Limitations & Future Work

  • All three domains are controlled games; Chess and Shell Game are notably "toy-like." The authors acknowledge real-world settings are more ambiguous; Minecraft attempts to bridge this but still uses scripted trajectories.
  • Memorization pollution remains a risk for Chess (given models have seen UCI/FEN extensively); it is difficult to isolate how much text-condition success comes from true tracking vs. pattern memorization.
  • RL was only validated on Gemma 3 4B IT and required SFT to initialize output formats, limiting its scale and generalizability. Whether the "cross-modality non-transfer" conclusion holds for larger models or different RL algorithms is unknown.
  • Conflict of Interest: One author is a student researcher at Google DeepMind, and the evaluation includes Gemini/Gemma models — interpretations of results should be handled with appropriate caution.
  • vs. Text-only Entity Tracking (toshniwal2022chess, etc.): This work extends classic text-based tracking tasks like Chess to the multimodal domain, adding "image action/state" conditions and quantifying the cross-modal tracking gap for the first time.
  • vs. General VLM Perception Benchmarks: Most benchmarks conflate perception and reasoning.

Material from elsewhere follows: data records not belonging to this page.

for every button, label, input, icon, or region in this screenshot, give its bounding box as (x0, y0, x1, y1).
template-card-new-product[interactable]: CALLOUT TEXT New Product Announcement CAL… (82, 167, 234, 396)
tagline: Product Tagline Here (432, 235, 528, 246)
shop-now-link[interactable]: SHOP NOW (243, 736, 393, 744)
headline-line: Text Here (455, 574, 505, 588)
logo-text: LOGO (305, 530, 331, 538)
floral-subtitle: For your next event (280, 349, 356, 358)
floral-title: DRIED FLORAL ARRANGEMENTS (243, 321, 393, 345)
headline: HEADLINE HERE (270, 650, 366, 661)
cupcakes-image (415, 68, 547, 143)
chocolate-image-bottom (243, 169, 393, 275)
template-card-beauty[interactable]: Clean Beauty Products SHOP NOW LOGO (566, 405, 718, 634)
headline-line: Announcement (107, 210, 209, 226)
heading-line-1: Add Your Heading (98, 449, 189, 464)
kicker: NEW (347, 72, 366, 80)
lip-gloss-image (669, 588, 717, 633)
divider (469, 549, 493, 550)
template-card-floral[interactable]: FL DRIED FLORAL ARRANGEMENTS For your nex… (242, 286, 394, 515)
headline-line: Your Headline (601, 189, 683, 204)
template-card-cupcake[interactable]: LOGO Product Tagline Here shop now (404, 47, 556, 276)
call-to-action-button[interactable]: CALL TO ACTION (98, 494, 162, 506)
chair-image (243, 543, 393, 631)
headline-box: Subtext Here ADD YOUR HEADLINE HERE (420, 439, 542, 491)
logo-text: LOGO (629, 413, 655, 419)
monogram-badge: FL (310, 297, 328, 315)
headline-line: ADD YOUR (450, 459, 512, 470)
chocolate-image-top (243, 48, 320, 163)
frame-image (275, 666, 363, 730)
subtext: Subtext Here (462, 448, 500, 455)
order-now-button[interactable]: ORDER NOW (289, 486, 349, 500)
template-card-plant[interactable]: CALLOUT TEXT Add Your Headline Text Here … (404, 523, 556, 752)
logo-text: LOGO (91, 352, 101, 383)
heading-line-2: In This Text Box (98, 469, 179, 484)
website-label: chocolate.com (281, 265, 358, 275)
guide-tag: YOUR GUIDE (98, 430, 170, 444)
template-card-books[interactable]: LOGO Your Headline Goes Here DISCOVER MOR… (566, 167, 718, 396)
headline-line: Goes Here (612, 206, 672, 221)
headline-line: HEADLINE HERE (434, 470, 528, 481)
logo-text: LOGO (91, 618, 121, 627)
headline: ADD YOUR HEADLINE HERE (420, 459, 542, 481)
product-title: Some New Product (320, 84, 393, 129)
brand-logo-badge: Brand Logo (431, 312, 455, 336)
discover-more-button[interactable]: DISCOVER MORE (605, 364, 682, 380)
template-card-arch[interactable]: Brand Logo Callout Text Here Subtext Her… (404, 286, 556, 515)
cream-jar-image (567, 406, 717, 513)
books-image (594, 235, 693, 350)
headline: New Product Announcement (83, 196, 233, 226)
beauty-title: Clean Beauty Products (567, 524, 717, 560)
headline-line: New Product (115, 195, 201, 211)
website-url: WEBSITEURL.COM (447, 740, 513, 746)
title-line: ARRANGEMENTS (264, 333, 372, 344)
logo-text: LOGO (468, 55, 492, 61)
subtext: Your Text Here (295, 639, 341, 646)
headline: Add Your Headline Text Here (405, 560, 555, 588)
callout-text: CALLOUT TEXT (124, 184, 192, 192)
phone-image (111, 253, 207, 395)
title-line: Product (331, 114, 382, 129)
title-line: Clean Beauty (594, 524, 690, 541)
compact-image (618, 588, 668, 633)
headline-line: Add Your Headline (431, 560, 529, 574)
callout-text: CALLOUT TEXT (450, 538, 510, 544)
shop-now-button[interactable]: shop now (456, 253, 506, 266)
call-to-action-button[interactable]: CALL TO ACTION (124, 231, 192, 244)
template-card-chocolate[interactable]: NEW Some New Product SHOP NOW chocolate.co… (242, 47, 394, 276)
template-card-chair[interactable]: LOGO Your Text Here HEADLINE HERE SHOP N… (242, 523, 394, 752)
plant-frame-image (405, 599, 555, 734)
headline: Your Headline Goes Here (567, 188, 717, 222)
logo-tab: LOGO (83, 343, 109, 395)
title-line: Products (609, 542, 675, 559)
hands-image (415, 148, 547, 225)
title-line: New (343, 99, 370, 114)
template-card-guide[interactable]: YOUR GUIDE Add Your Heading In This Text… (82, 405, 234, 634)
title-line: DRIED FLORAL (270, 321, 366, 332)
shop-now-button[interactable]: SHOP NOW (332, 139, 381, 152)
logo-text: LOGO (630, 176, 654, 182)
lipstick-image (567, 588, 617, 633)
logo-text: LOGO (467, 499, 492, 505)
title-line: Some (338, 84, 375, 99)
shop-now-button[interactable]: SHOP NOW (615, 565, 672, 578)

MET-Bench deliberately anchors the state in text to keep only visual reasoning as the variable, offering a more precise diagnostic.
  • vs. DeepSeekMath / Original GRPO Work: Reuses GRPO but applies it to "verifiable entity tracking" rewards, providing new boundaries on its effectiveness ("intra-modality effective, cross-modality failure") in this specific domain.

Rating

  • Novelty: ⭐⭐⭐⭐ First system to extend entity state tracking to multimodal contexts while decoupling perception and reasoning.
  • Experimental Thoroughness: ⭐⭐⭐⭐⭐ Three domains × multiple settings (zero/few-shot/CoT/Reasoning) × numerous frontier models + RL; very broad coverage.
  • Writing Quality: ⭐⭐⭐⭐ Clear formalization, well-explained contrastive design, though table cached versions are slightly fragmented.
  • Value: ⭐⭐⭐⭐ Provides a clean diagnostic tool for understanding why VLM visual reasoning is weak and offers a cautionary conclusion on RL transfer.